MSPs can support an organization's IT infrastructure in several ways:

  • Monitoring and maintenance: MSPs can monitor an organization's IT systems and perform regular maintenance tasks to ensure that they are running efficiently and effectively. This can include tasks such as software updates, backups, and security patches.
  • IT consulting: MSPs can provide expert advice and guidance on how to best design, implement, and maintain an organization's IT infrastructure. This can include helping organizations identify their specific IT needs and selecting the right hardware and software solutions to meet those needs.
  • Proactive support: MSPs can proactively monitor and identify potential issues with an organization's IT systems before they cause disruptions to business operations. This can include identifying and resolving issues such as network bottlenecks, security vulnerabilities, and capacity constraints.
  • Remote management: MSPs can remotely manage and support an organization's IT infrastructure, allowing them to resolve issues and provide support from a remote location quickly and efficiently.
  • Disaster recovery and business continuity: MSPs can provide disaster recovery and business continuity solutions to help organizations quickly restore normal operations in the event of a disruption.
  • Cloud and data migration: MSPs can help organizations migrate their IT infrastructure to the cloud or move and manage their data to cloud-based data centers, to increase scalability, reduce costs and increase reliability.
  • Compliance and security: MSPs can assist organizations in complying with various regulations and standards, such as HIPAA, SOC2, and PCI-DSS, by implementing appropriate security controls and procedures, and perform regular security audits.

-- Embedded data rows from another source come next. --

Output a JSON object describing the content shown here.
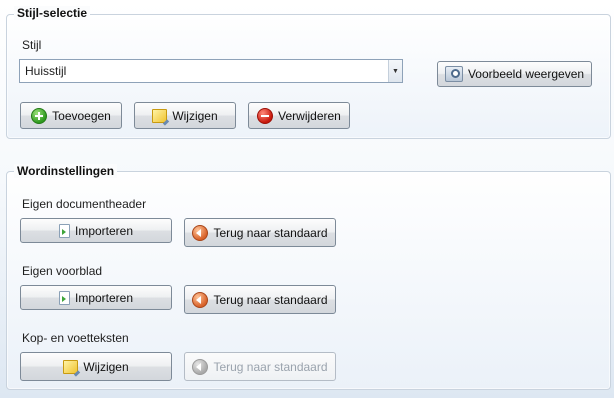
{
  "stijl_selectie": {
    "title": "Stijl-selectie",
    "stijl_label": "Stijl",
    "stijl_value": "Huisstijl",
    "preview_button": "Voorbeeld weergeven",
    "add_button": "Toevoegen",
    "edit_button": "Wijzigen",
    "delete_button": "Verwijderen"
  },
  "wordinstellingen": {
    "title": "Wordinstellingen",
    "documentheader": {
      "label": "Eigen documentheader",
      "import_button": "Importeren",
      "reset_button": "Terug naar standaard"
    },
    "voorblad": {
      "label": "Eigen voorblad",
      "import_button": "Importeren",
      "reset_button": "Terug naar standaard"
    },
    "kop_voet": {
      "label": "Kop- en voetteksten",
      "edit_button": "Wijzigen",
      "reset_button": "Terug naar standaard",
      "reset_enabled": false
    }
  },
  "icons": {
    "add": "plus-icon",
    "edit": "edit-icon",
    "delete": "delete-icon",
    "preview": "preview-search-icon",
    "import": "import-icon",
    "reset": "back-arrow-icon"
  }
}
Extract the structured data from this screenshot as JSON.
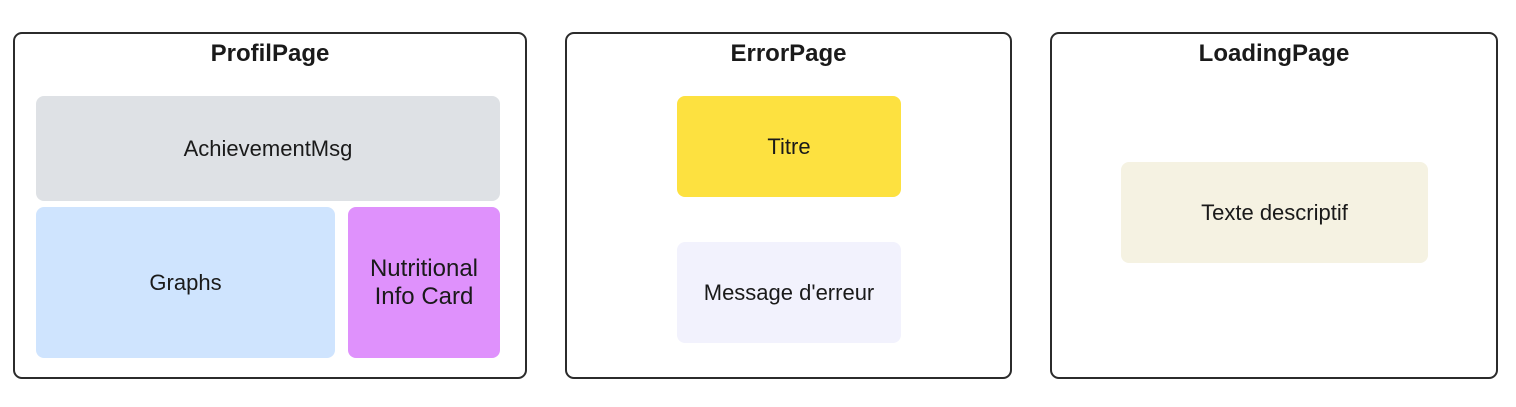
{
  "colors": {
    "frame_border": "#2b2b2b",
    "achievement": "#dee1e5",
    "graphs": "#cfe4fe",
    "nutrition": "#df91fc",
    "titre": "#fde140",
    "message": "#f2f2fd",
    "texte": "#f5f2e2"
  },
  "profil_page": {
    "title": "ProfilPage",
    "achievement": "AchievementMsg",
    "graphs": "Graphs",
    "nutrition_line1": "Nutritional",
    "nutrition_line2": "Info Card"
  },
  "error_page": {
    "title": "ErrorPage",
    "titre": "Titre",
    "message": "Message d'erreur"
  },
  "loading_page": {
    "title": "LoadingPage",
    "texte": "Texte descriptif"
  }
}
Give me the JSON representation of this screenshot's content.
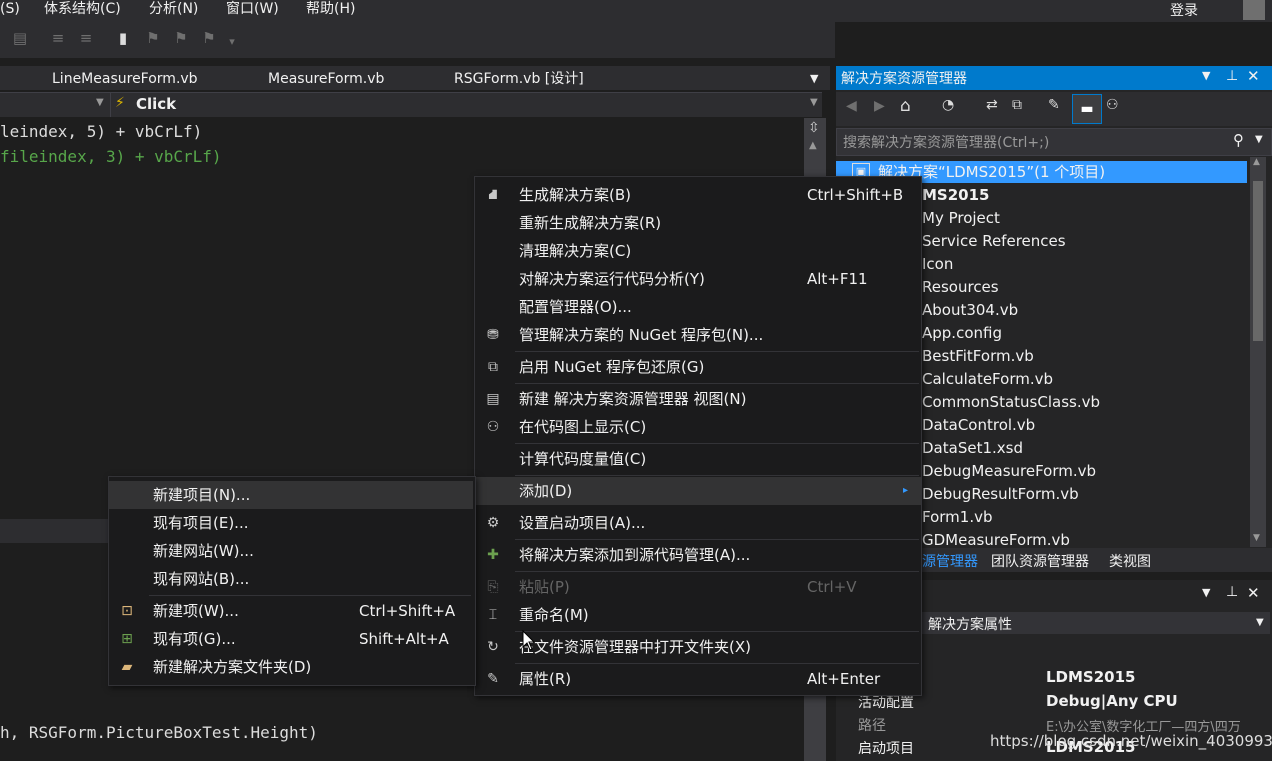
{
  "menubar": {
    "items": [
      "(S)",
      "体系结构(C)",
      "分析(N)",
      "窗口(W)",
      "帮助(H)"
    ],
    "login": "登录"
  },
  "tabs": {
    "items": [
      "LineMeasureForm.vb",
      "MeasureForm.vb",
      "RSGForm.vb [设计]"
    ]
  },
  "navbar": {
    "method": "Click"
  },
  "code": {
    "line1": "leindex, 5) + vbCrLf)",
    "line2": "fileindex, 3) + vbCrLf)",
    "line3": "h, RSGForm.PictureBoxTest.Height)"
  },
  "solution_explorer": {
    "title": "解决方案资源管理器",
    "search_placeholder": "搜索解决方案资源管理器(Ctrl+;)",
    "items": [
      "解决方案“LDMS2015”(1 个项目)",
      "MS2015",
      "My Project",
      "Service References",
      "Icon",
      "Resources",
      "About304.vb",
      "App.config",
      "BestFitForm.vb",
      "CalculateForm.vb",
      "CommonStatusClass.vb",
      "DataControl.vb",
      "DataSet1.xsd",
      "DebugMeasureForm.vb",
      "DebugResultForm.vb",
      "Form1.vb",
      "GDMeasureForm.vb"
    ],
    "bottom_tabs": [
      "源管理器",
      "团队资源管理器",
      "类视图"
    ]
  },
  "properties": {
    "header": "解决方案属性",
    "rows": [
      {
        "key": "",
        "value": "LDMS2015"
      },
      {
        "key": "活动配置",
        "value": "Debug|Any CPU"
      },
      {
        "key": "路径",
        "value": "E:\\办公室\\数字化工厂—四方\\四万"
      },
      {
        "key": "启动项目",
        "value": "LDMS2015"
      }
    ]
  },
  "context_menu": {
    "items": [
      {
        "icon": "build-icon",
        "label": "生成解决方案(B)",
        "shortcut": "Ctrl+Shift+B"
      },
      {
        "icon": "",
        "label": "重新生成解决方案(R)",
        "shortcut": ""
      },
      {
        "icon": "",
        "label": "清理解决方案(C)",
        "shortcut": ""
      },
      {
        "icon": "",
        "label": "对解决方案运行代码分析(Y)",
        "shortcut": "Alt+F11"
      },
      {
        "icon": "",
        "label": "配置管理器(O)...",
        "shortcut": ""
      },
      {
        "icon": "nuget-icon",
        "label": "管理解决方案的 NuGet 程序包(N)...",
        "shortcut": ""
      },
      {
        "icon": "nuget-restore-icon",
        "label": "启用 NuGet 程序包还原(G)",
        "shortcut": ""
      },
      {
        "icon": "new-view-icon",
        "label": "新建 解决方案资源管理器 视图(N)",
        "shortcut": ""
      },
      {
        "icon": "code-map-icon",
        "label": "在代码图上显示(C)",
        "shortcut": ""
      },
      {
        "icon": "",
        "label": "计算代码度量值(C)",
        "shortcut": ""
      },
      {
        "icon": "",
        "label": "添加(D)",
        "shortcut": ""
      },
      {
        "icon": "gear-icon",
        "label": "设置启动项目(A)...",
        "shortcut": ""
      },
      {
        "icon": "source-control-icon",
        "label": "将解决方案添加到源代码管理(A)...",
        "shortcut": ""
      },
      {
        "icon": "paste-icon",
        "label": "粘贴(P)",
        "shortcut": "Ctrl+V"
      },
      {
        "icon": "rename-icon",
        "label": "重命名(M)",
        "shortcut": ""
      },
      {
        "icon": "open-folder-icon",
        "label": "在文件资源管理器中打开文件夹(X)",
        "shortcut": ""
      },
      {
        "icon": "wrench-icon",
        "label": "属性(R)",
        "shortcut": "Alt+Enter"
      }
    ]
  },
  "submenu": {
    "items": [
      {
        "icon": "",
        "label": "新建项目(N)...",
        "shortcut": ""
      },
      {
        "icon": "",
        "label": "现有项目(E)...",
        "shortcut": ""
      },
      {
        "icon": "",
        "label": "新建网站(W)...",
        "shortcut": ""
      },
      {
        "icon": "",
        "label": "现有网站(B)...",
        "shortcut": ""
      },
      {
        "icon": "new-item-icon",
        "label": "新建项(W)...",
        "shortcut": "Ctrl+Shift+A"
      },
      {
        "icon": "existing-item-icon",
        "label": "现有项(G)...",
        "shortcut": "Shift+Alt+A"
      },
      {
        "icon": "folder-icon",
        "label": "新建解决方案文件夹(D)",
        "shortcut": ""
      }
    ]
  },
  "watermark": "https://blog.csdn.net/weixin_40309932"
}
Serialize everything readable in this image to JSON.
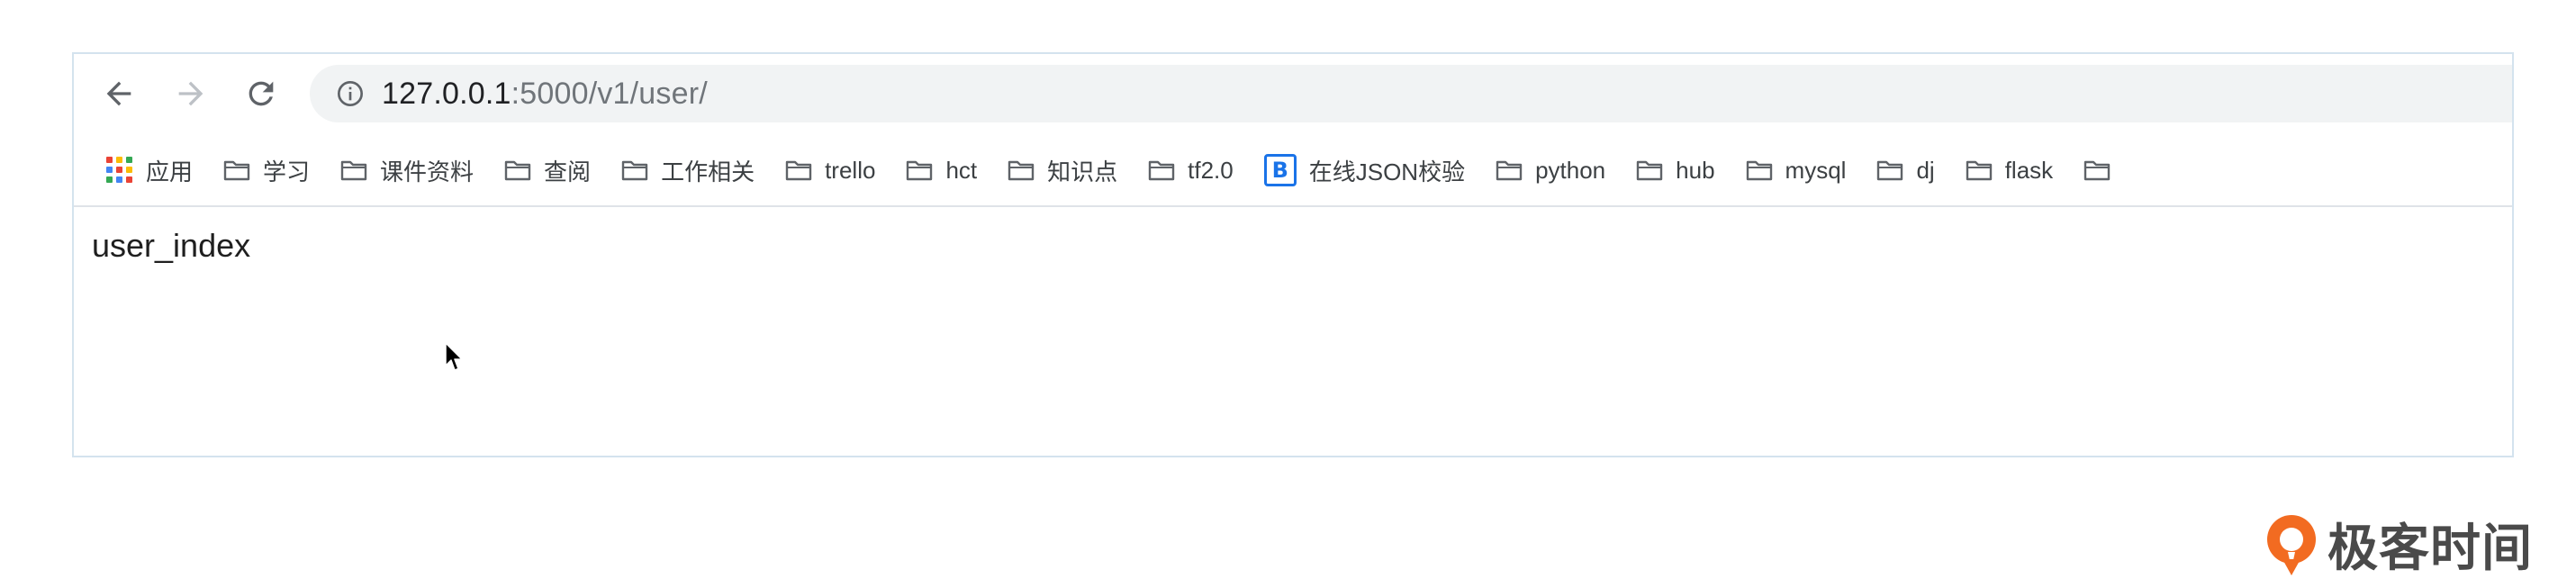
{
  "browser": {
    "url_host": "127.0.0.1",
    "url_path": ":5000/v1/user/"
  },
  "bookmarks": [
    {
      "label": "应用",
      "icon": "apps-grid-icon"
    },
    {
      "label": "学习",
      "icon": "folder-icon"
    },
    {
      "label": "课件资料",
      "icon": "folder-icon"
    },
    {
      "label": "查阅",
      "icon": "folder-icon"
    },
    {
      "label": "工作相关",
      "icon": "folder-icon"
    },
    {
      "label": "trello",
      "icon": "folder-icon"
    },
    {
      "label": "hct",
      "icon": "folder-icon"
    },
    {
      "label": "知识点",
      "icon": "folder-icon"
    },
    {
      "label": "tf2.0",
      "icon": "folder-icon"
    },
    {
      "label": "在线JSON校验",
      "icon": "b-badge-icon",
      "badge_letter": "B"
    },
    {
      "label": "python",
      "icon": "folder-icon"
    },
    {
      "label": "hub",
      "icon": "folder-icon"
    },
    {
      "label": "mysql",
      "icon": "folder-icon"
    },
    {
      "label": "dj",
      "icon": "folder-icon"
    },
    {
      "label": "flask",
      "icon": "folder-icon"
    },
    {
      "label": "",
      "icon": "folder-icon"
    }
  ],
  "page": {
    "body_text": "user_index"
  },
  "watermark": {
    "text": "极客时间",
    "accent_color": "#f26b21"
  },
  "colors": {
    "apps_grid": [
      "#ea4335",
      "#fbbc05",
      "#34a853",
      "#4285f4",
      "#ea4335",
      "#fbbc05",
      "#34a853",
      "#4285f4",
      "#ea4335"
    ]
  }
}
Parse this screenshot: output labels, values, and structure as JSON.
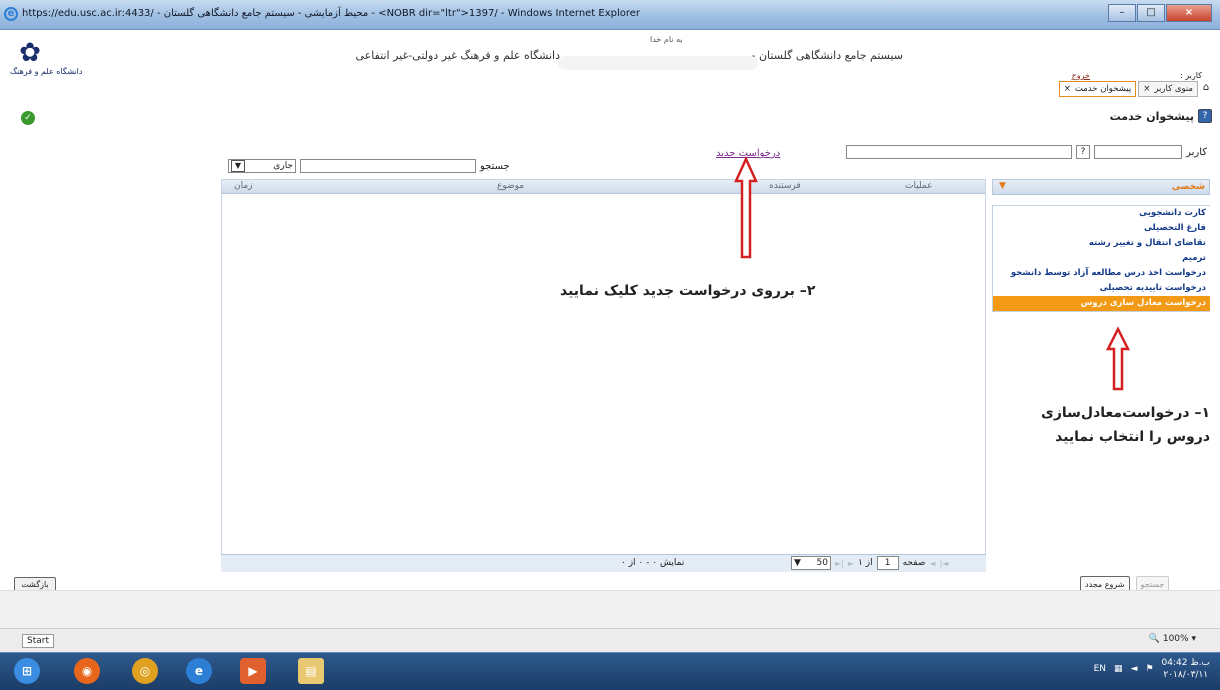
{
  "window": {
    "title": "https://edu.usc.ac.ir:4433/ - محیط آزمایشی - سیستم جامع دانشگاهی گلستان - <NOBR dir=\"ltr\">1397/ - Windows Internet Explorer"
  },
  "header": {
    "by_name": "به نام خدا",
    "system_title": "سیستم جامع دانشگاهی گلستان -",
    "uni_name": "دانشگاه علم و فرهنگ غیر دولتی-غیر انتفاعی",
    "logo_caption": "دانشگاه علم و فرهنگ",
    "user_label": "کاربر :",
    "exit_link": "خروج"
  },
  "tabs": [
    {
      "label": "منوی کاربر",
      "close": "×"
    },
    {
      "label": "پیشخوان خدمت",
      "close": "×"
    }
  ],
  "service": {
    "title": "پیشخوان خدمت",
    "help": "?"
  },
  "filter": {
    "user_label": "کاربر",
    "qbtn": "?"
  },
  "new_request": "درخواست جدید",
  "search": {
    "label": "جستجو",
    "status_value": "جاری",
    "arrow": "▼"
  },
  "grid": {
    "columns": [
      "عملیات",
      "فرستنده",
      "موضوع",
      "زمان"
    ]
  },
  "footer": {
    "display": "نمایش ۰ - ۰ از ۰",
    "page_size": "50",
    "page_label": "صفحه",
    "page_num": "1",
    "of_label": "از ۱"
  },
  "menu": {
    "header": "شخصی",
    "items": [
      "کارت دانشجویی",
      "فارغ التحصیلی",
      "تقاضای انتقال و تغییر رشته",
      "ترمیم",
      "درخواست اخذ درس مطالعه آزاد توسط دانشجو",
      "درخواست تاییدیه تحصیلی",
      "درخواست معادل سازی دروس"
    ]
  },
  "annotations": {
    "step2": "۲– برروی درخواست جدید کلیک نمایید",
    "step1_line1": "۱– درخواست‌معادل‌سازی",
    "step1_line2": "دروس را انتخاب نمایید"
  },
  "buttons": {
    "back": "بازگشت",
    "restart": "شروع مجدد",
    "search": "جستجو"
  },
  "status": {
    "start": "Start",
    "zoom": "100%"
  },
  "taskbar": {
    "lang": "EN",
    "time": "04:42 ب.ظ",
    "date": "۲۰۱۸/۰۳/۱۱"
  }
}
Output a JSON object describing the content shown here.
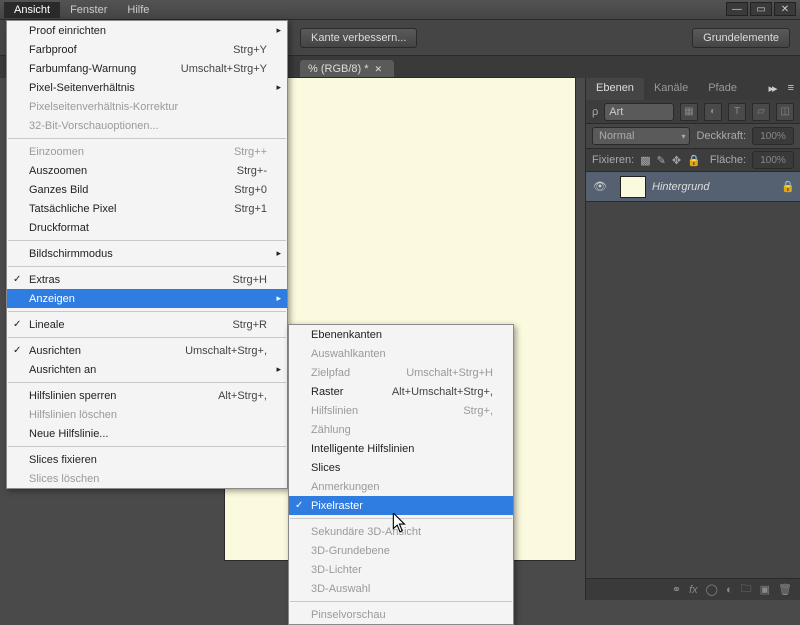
{
  "menubar": {
    "items": [
      "Ansicht",
      "Fenster",
      "Hilfe"
    ],
    "activeIndex": 0
  },
  "toolbar": {
    "btn1": "Kante verbessern...",
    "btn2": "Grundelemente"
  },
  "tab": {
    "label": "% (RGB/8) *"
  },
  "panel": {
    "tabs": [
      "Ebenen",
      "Kanäle",
      "Pfade"
    ],
    "search_label": "Art",
    "blend": "Normal",
    "opacity_label": "Deckkraft:",
    "opacity_val": "100%",
    "lock_label": "Fixieren:",
    "fill_label": "Fläche:",
    "fill_val": "100%",
    "layer_name": "Hintergrund"
  },
  "menu1": [
    {
      "t": "item",
      "label": "Proof einrichten",
      "sub": true
    },
    {
      "t": "item",
      "label": "Farbproof",
      "shortcut": "Strg+Y"
    },
    {
      "t": "item",
      "label": "Farbumfang-Warnung",
      "shortcut": "Umschalt+Strg+Y"
    },
    {
      "t": "item",
      "label": "Pixel-Seitenverhältnis",
      "sub": true
    },
    {
      "t": "item",
      "label": "Pixelseitenverhältnis-Korrektur",
      "disabled": true
    },
    {
      "t": "item",
      "label": "32-Bit-Vorschauoptionen...",
      "disabled": true
    },
    {
      "t": "sep"
    },
    {
      "t": "item",
      "label": "Einzoomen",
      "shortcut": "Strg++",
      "disabled": true
    },
    {
      "t": "item",
      "label": "Auszoomen",
      "shortcut": "Strg+-"
    },
    {
      "t": "item",
      "label": "Ganzes Bild",
      "shortcut": "Strg+0"
    },
    {
      "t": "item",
      "label": "Tatsächliche Pixel",
      "shortcut": "Strg+1"
    },
    {
      "t": "item",
      "label": "Druckformat"
    },
    {
      "t": "sep"
    },
    {
      "t": "item",
      "label": "Bildschirmmodus",
      "sub": true
    },
    {
      "t": "sep"
    },
    {
      "t": "item",
      "label": "Extras",
      "shortcut": "Strg+H",
      "check": true
    },
    {
      "t": "item",
      "label": "Anzeigen",
      "sub": true,
      "highlight": true
    },
    {
      "t": "sep"
    },
    {
      "t": "item",
      "label": "Lineale",
      "shortcut": "Strg+R",
      "check": true
    },
    {
      "t": "sep"
    },
    {
      "t": "item",
      "label": "Ausrichten",
      "shortcut": "Umschalt+Strg+,",
      "check": true
    },
    {
      "t": "item",
      "label": "Ausrichten an",
      "sub": true
    },
    {
      "t": "sep"
    },
    {
      "t": "item",
      "label": "Hilfslinien sperren",
      "shortcut": "Alt+Strg+,"
    },
    {
      "t": "item",
      "label": "Hilfslinien löschen",
      "disabled": true
    },
    {
      "t": "item",
      "label": "Neue Hilfslinie..."
    },
    {
      "t": "sep"
    },
    {
      "t": "item",
      "label": "Slices fixieren"
    },
    {
      "t": "item",
      "label": "Slices löschen",
      "disabled": true
    }
  ],
  "menu2": [
    {
      "t": "item",
      "label": "Ebenenkanten"
    },
    {
      "t": "item",
      "label": "Auswahlkanten",
      "disabled": true
    },
    {
      "t": "item",
      "label": "Zielpfad",
      "shortcut": "Umschalt+Strg+H",
      "disabled": true
    },
    {
      "t": "item",
      "label": "Raster",
      "shortcut": "Alt+Umschalt+Strg+,"
    },
    {
      "t": "item",
      "label": "Hilfslinien",
      "shortcut": "Strg+,",
      "disabled": true
    },
    {
      "t": "item",
      "label": "Zählung",
      "disabled": true
    },
    {
      "t": "item",
      "label": "Intelligente Hilfslinien"
    },
    {
      "t": "item",
      "label": "Slices"
    },
    {
      "t": "item",
      "label": "Anmerkungen",
      "disabled": true
    },
    {
      "t": "item",
      "label": "Pixelraster",
      "check": true,
      "highlight": true
    },
    {
      "t": "sep"
    },
    {
      "t": "item",
      "label": "Sekundäre 3D-Ansicht",
      "disabled": true
    },
    {
      "t": "item",
      "label": "3D-Grundebene",
      "disabled": true
    },
    {
      "t": "item",
      "label": "3D-Lichter",
      "disabled": true
    },
    {
      "t": "item",
      "label": "3D-Auswahl",
      "disabled": true
    },
    {
      "t": "sep"
    },
    {
      "t": "item",
      "label": "Pinselvorschau",
      "disabled": true
    }
  ]
}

MSPs support IT infrastructure at every inflection point, in all situations, and regardless of the difficulty or risk involved. Because IT infrastructure is an essential aspect of any digital-minded business, MSPs are also responsible for ensuring that a partner’s IT infrastructure works within their overall business model.  Understanding all these aspects and abilities to support is key for MSPs to be able to draw and retain clients.

No matter what sort of business you’re developing an IT infrastructure for, ConnectWise is here as a resource. Take control of your business with a live demo of the ConnectWise platform, or visit our resource center for more insight into IT infrastructure and internal solutions for MSPs.


IT infrastructure should be supported and maintained by an MSP or internal team with the appropriate skills and experience doing so. The specific roles and responsibilities of the team will depend on the size and complexity of the organization's IT infrastructure. 

IT infrastructure management is the process of managing and maintaining an organization's IT systems and infrastructure to ensure they meet the needs of the business and are operating efficiently and effectively. This includes planning, designing, implementing, and maintaining the hardware, software, and network systems that make up the organization's IT infrastructure.

Upgrading an IT infrastructure can help an organization to become more efficient, more competitive, and more secure, which is important for the long-term success of the business. An upgrade might mean deploying more end-user servers to reach more out-of-the-way clients, for example.